Republican presidential candidate Dr. Ben Carson offered the solution this weekend to how the United States could have caught Osama bin Laden a lot sooner than it did. If only President George W. Bush had decided to stop using foreign oil, moderate Arab countries would have turned over bin Laden, Carson said Sunday on ABC’s “This Week.”

"I think they would have been extremely concerned if we had declared -- and we were serious about it -- that we were going to become petroleum independent, because it would have had a major impact on their finances," Carson said in an interview with George Stephanopoulos. "And I think that probably would have trumped any loyalty that they had to people like Osama bin Laden."

Stephanopoulos pushed back against the idea that Middle Eastern countries had any loyalty to bin Laden, reminding Carson that Saudi Arabia had expelled him. But that did not seem to deter the neurosurgeon-turned-politician.
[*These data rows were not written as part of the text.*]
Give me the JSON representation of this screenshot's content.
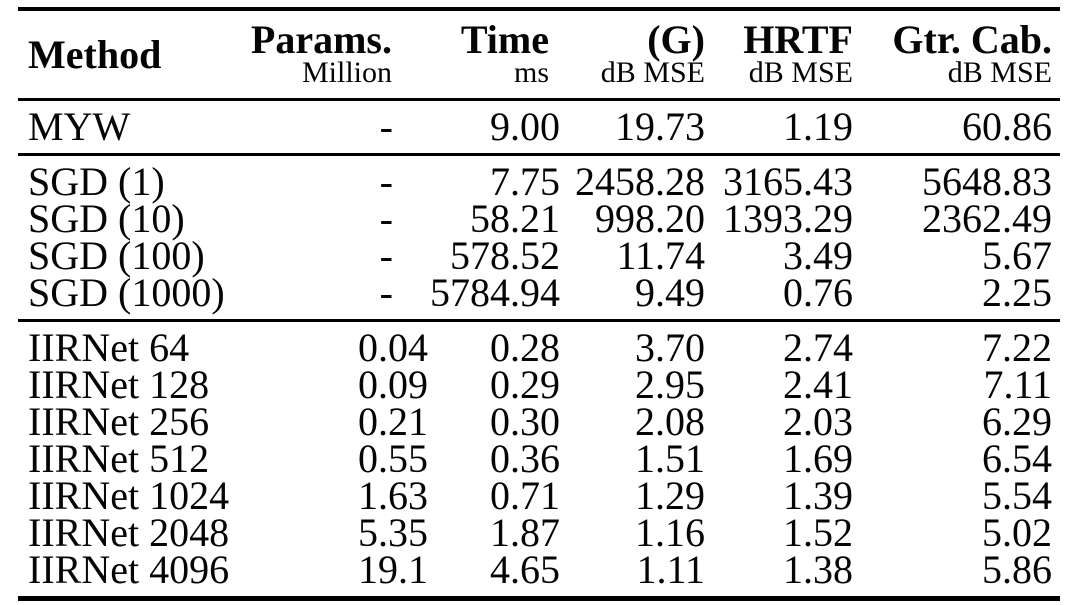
{
  "table": {
    "columns": [
      {
        "label": "Method",
        "sublabel": ""
      },
      {
        "label": "Params.",
        "sublabel": "Million"
      },
      {
        "label": "Time",
        "sublabel": "ms"
      },
      {
        "label": "(G)",
        "sublabel": "dB MSE"
      },
      {
        "label": "HRTF",
        "sublabel": "dB MSE"
      },
      {
        "label": "Gtr. Cab.",
        "sublabel": "dB MSE"
      }
    ],
    "groups": [
      {
        "name": "myw",
        "rows": [
          [
            "MYW",
            "-",
            "9.00",
            "19.73",
            "1.19",
            "60.86"
          ]
        ]
      },
      {
        "name": "sgd",
        "rows": [
          [
            "SGD (1)",
            "-",
            "7.75",
            "2458.28",
            "3165.43",
            "5648.83"
          ],
          [
            "SGD (10)",
            "-",
            "58.21",
            "998.20",
            "1393.29",
            "2362.49"
          ],
          [
            "SGD (100)",
            "-",
            "578.52",
            "11.74",
            "3.49",
            "5.67"
          ],
          [
            "SGD (1000)",
            "-",
            "5784.94",
            "9.49",
            "0.76",
            "2.25"
          ]
        ]
      },
      {
        "name": "iirnet",
        "rows": [
          [
            "IIRNet 64",
            "0.04",
            "0.28",
            "3.70",
            "2.74",
            "7.22"
          ],
          [
            "IIRNet 128",
            "0.09",
            "0.29",
            "2.95",
            "2.41",
            "7.11"
          ],
          [
            "IIRNet 256",
            "0.21",
            "0.30",
            "2.08",
            "2.03",
            "6.29"
          ],
          [
            "IIRNet 512",
            "0.55",
            "0.36",
            "1.51",
            "1.69",
            "6.54"
          ],
          [
            "IIRNet 1024",
            "1.63",
            "0.71",
            "1.29",
            "1.39",
            "5.54"
          ],
          [
            "IIRNet 2048",
            "5.35",
            "1.87",
            "1.16",
            "1.52",
            "5.02"
          ],
          [
            "IIRNet 4096",
            "19.1",
            "4.65",
            "1.11",
            "1.38",
            "5.86"
          ]
        ]
      }
    ],
    "colors": {
      "text": "#050505",
      "background": "#ffffff",
      "rule": "#000000"
    }
  }
}
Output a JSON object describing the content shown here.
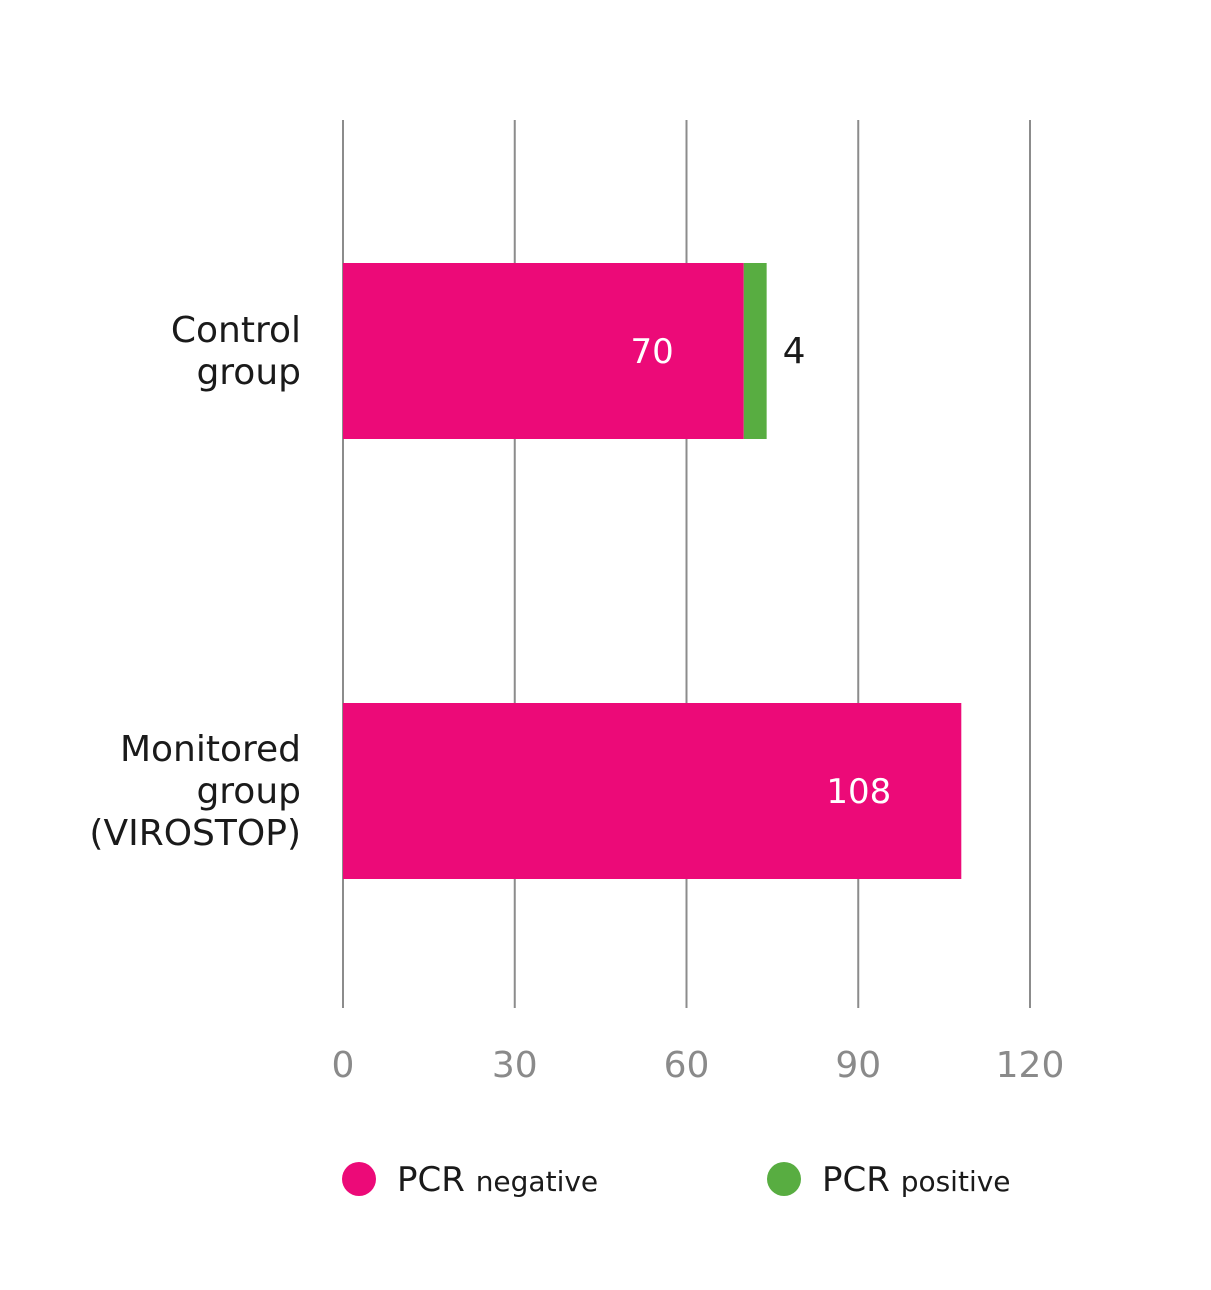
{
  "chart_data": {
    "type": "bar",
    "orientation": "horizontal",
    "stacked": true,
    "categories": [
      [
        "Control",
        "group"
      ],
      [
        "Monitored",
        "group",
        "(VIROSTOP)"
      ]
    ],
    "series": [
      {
        "name": "PCR negative",
        "color": "#ec0a78",
        "values": [
          70,
          108
        ],
        "show_value_labels": true
      },
      {
        "name": "PCR positive",
        "color": "#58ad41",
        "values": [
          4,
          0
        ],
        "show_value_labels": true
      }
    ],
    "x_ticks": [
      0,
      30,
      60,
      90,
      120
    ],
    "xlim": [
      0,
      120
    ],
    "grid": true,
    "legend_position": "bottom",
    "legend": [
      {
        "first": "PCR",
        "rest": "negative",
        "color": "#ec0a78"
      },
      {
        "first": "PCR",
        "rest": "positive",
        "color": "#58ad41"
      }
    ]
  }
}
"Well, you may not think that they had any loyalty to him, but I believe otherwise," Carson said.

"I think they would have known where he was," Carson added. "You know, there were indications, for instance, during the Clinton administration that -- that they knew exactly where he was but didn't necessarily pull the trigger. If we could tell where he was, I'm certain that they knew where he was."

Carson’s remarks repeated an idea he brought up during the second Republican presidential debate last month, when he said that if Bush had announced a plan to end reliance on oil from the Persian Gulf “within five to 10 years,” that would have sparked cooperation from moderate Arab states in two weeks.

After Carson’s comments about the Clinton administration, Stephanopoulos questioned Carson again. "But at that point, we had some idea, but we didn't know for sure. I simply don't understand how you think this would have worked," he said.

Carson responded by talking about Iraq.

"Well here's the point -- here's my point. My point is, we had other ways that we could have done things. I personally don't believe that invading Iraq was an existential threat to us. I don't think Saddam Hussein was an existential threat to us. It's a very different situation right now. Now, we have global jihadists who want to destroy us and our way of life," Carson said.

Stephanopoulos pointed out that he had been asking about Afghanistan, which had been harboring bin Laden, but Carson said that was not his focus. The presidential candidate has been questioned before about claims he has made regarding global history. Politifact, for example, punctured Carson’s comments earlier this month that the Palestinian leader Mahmoud Abbas knew Iran’s Ayatollah Khamenei and Russian president Vladimir Putin in 1968 in Moscow.

Carson’s conversation also comes as fellow GOP candidates Jeb Bush and Donald Trump have been battling it out over Trump’s remarks that Bush’s brother, President George w. Bush, should take some blame for the Sept. 11, 2001, attacks.